Recently Ivisited Gentle Monster’s art-filled New York boutique, which, keeping with Kim’s whimsical design sense, manages to make the standard Soho poured-concrete minimalist decor seem playful and inviting. After trying on the whole range of styles on offer, up to and including their surreal 2017 collection with Hood By Air, I emailed the brand’s New York-based Communications Director Ellen Choi to ask what advice she had for anyone looking to make the leap from wearing basic shades to Gentle Monster’s more advanced offerings. She replied, “To me, [sunglasses are] almost like renting an identity. I could even compare the feeling to a momentary restart. In that sense, it’s so fun to be indiscriminate with your eyewear choices.” On the day I visited the store it was packed with fans of the brand who were trying on glasses and taking selfies, proving how much Gentle Monster’s brand of indiscriminate fun has caught on.

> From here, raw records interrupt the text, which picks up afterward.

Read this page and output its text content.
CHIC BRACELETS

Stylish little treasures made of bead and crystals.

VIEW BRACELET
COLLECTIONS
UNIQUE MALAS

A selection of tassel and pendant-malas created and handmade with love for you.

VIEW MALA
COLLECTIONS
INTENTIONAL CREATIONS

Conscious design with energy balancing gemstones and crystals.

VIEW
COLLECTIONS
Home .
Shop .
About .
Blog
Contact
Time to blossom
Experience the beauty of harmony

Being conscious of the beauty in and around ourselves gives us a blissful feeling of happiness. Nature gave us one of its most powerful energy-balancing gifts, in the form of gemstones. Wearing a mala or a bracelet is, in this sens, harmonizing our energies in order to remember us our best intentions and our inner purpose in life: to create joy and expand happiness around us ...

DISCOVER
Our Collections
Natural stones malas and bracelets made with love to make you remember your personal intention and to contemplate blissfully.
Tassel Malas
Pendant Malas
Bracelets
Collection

Over the course of my time exploring the edge of tinted-eyewear possibility, I kept thinking about Martin Rev, one half of the massively influential proto-punk duo Suicide, and one of rock music’s all time greatest wearers of sunglasses. From vintage disco goggles back in the day to his current rotation of next-gen Oakleys, Rev has spent decades at the cutting edge of sunglasses looks. So I reached out to ask an icon how he chooses his frames, and like his music, Rev’s answer cut straight through the bullshit and right to the point. “I just look for what looks cool to me,” he explained. “You just know it when you see it.”